Grass Valley looks to the future
Yesterday D.W. Leitner and I had a meeting with Thomson Grass Valley. We chatted with Mike Wolschon, director of strategic marketing, about a broad range of the company’s current and future plans. The Viper Filmstream camera is coming into its own and exceeding expectations, according to Wolschon. The last year has seen important announcements related to the workflow of the high-end digital camera. DPX file import is now supported by Final Cut Pro, which Apple had shown us earlier in a testimonial by director David Fincher, who’s been working with the Viper on a recent project, Zodiac.

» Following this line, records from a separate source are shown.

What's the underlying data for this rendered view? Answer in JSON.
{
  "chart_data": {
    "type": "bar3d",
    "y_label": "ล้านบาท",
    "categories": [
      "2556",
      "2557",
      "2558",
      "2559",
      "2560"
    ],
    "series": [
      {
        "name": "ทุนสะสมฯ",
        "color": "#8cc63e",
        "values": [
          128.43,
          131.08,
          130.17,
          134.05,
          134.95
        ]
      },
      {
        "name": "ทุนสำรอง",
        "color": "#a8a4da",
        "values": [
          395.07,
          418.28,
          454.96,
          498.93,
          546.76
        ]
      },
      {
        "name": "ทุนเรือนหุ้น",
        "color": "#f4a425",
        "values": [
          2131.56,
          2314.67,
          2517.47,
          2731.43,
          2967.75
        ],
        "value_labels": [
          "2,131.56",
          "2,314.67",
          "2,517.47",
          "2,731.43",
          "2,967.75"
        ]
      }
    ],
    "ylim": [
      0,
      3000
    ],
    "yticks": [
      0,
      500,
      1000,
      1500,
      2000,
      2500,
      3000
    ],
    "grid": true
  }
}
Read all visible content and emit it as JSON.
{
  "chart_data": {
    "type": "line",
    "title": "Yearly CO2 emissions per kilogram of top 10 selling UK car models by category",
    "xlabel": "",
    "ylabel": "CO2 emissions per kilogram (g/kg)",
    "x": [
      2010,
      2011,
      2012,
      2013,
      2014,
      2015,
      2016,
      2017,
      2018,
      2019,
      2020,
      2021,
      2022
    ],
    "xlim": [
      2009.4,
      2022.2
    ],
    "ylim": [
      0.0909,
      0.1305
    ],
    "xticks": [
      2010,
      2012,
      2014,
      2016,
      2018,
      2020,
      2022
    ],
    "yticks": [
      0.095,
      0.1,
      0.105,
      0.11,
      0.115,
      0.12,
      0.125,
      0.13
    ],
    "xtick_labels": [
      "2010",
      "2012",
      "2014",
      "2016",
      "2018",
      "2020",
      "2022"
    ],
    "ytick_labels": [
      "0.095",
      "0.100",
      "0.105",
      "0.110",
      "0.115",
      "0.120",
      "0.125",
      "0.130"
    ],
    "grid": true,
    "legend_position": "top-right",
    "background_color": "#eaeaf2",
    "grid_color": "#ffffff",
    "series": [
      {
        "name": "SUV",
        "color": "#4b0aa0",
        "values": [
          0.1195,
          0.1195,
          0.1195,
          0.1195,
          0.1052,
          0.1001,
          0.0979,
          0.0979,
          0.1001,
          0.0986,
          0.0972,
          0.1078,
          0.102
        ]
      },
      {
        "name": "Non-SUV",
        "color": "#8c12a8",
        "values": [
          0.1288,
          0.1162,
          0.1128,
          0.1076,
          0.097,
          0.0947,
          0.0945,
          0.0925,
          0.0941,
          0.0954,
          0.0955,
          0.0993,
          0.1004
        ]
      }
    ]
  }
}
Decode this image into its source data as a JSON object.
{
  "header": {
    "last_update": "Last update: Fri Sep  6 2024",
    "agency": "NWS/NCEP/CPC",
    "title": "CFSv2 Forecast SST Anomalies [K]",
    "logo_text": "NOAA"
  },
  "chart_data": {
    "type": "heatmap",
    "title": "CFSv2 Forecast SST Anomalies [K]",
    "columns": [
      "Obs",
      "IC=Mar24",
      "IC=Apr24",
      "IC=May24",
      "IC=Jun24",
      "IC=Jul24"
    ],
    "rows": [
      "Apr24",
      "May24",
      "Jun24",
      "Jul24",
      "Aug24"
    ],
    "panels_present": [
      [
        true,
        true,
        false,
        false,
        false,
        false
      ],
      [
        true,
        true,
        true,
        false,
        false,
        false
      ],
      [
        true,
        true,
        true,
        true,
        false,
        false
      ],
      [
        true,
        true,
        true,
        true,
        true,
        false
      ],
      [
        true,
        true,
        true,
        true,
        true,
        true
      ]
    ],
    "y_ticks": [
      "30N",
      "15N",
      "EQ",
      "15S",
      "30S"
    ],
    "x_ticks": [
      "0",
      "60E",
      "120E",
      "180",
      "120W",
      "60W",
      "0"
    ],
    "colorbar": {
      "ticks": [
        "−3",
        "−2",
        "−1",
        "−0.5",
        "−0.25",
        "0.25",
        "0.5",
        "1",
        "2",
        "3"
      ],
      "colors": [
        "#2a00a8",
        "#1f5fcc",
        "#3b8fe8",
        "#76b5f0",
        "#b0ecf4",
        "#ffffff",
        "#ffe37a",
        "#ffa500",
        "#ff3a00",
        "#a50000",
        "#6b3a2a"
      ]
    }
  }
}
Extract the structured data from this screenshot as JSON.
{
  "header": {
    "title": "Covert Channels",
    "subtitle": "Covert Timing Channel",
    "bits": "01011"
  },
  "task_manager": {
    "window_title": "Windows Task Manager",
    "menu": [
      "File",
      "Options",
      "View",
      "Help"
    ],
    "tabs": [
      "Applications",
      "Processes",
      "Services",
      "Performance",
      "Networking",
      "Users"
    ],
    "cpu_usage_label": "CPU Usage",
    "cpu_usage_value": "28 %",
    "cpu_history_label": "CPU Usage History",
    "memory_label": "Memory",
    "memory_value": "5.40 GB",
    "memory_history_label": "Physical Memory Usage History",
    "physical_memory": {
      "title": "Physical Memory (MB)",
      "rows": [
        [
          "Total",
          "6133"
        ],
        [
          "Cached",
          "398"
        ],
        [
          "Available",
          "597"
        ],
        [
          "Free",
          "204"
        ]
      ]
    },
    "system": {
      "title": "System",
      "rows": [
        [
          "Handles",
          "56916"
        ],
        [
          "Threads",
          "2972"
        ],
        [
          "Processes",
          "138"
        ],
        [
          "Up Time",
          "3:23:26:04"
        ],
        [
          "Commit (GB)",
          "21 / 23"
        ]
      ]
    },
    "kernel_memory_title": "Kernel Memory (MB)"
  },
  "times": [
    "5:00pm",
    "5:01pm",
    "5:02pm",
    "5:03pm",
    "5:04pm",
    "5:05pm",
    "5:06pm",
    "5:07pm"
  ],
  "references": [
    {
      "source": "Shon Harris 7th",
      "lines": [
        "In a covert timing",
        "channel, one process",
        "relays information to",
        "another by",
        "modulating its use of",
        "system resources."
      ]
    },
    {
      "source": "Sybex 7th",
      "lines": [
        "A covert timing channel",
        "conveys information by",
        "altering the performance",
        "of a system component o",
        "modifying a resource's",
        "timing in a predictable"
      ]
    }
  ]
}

Also, the Venom solid state recording device is now shipping—it promises to be a more manageable storage solution than what had been available previously.

About 18 months in gestation, the hard drive-based Inifinity camera is now a deliverable product. Wolschon noted that this is a significant new initiative for the company, which had never before brought out a camera near Inifinity’s price point (about $25K). Leitner pressed him on Thomson’s plans for introducing an even lower-cost camcorder—HDV perhaps—and Wolschon replied, “Ruling out the palm camcorder market would be a foolish thing to do.” Quoting statistics he heard from Larry Thorpe of Canon at the HPA Retreat, Wolschon said that there are about 150,000 HDV camcorders in the field currently.
Wolschon also spoke to the recent Canopus acquisition and what that means for the Pro AV space, which Grass Valley entered a couple years ago with the VTR-like Turbo iDDR, designed for flexible audiovisual presentations. With Canopus, Thomson gains valuable engineering assets in the realm of nonlinear editing, format conversion, and compression codecs—all key for developing a comprehensive line of products for Pro AV applications.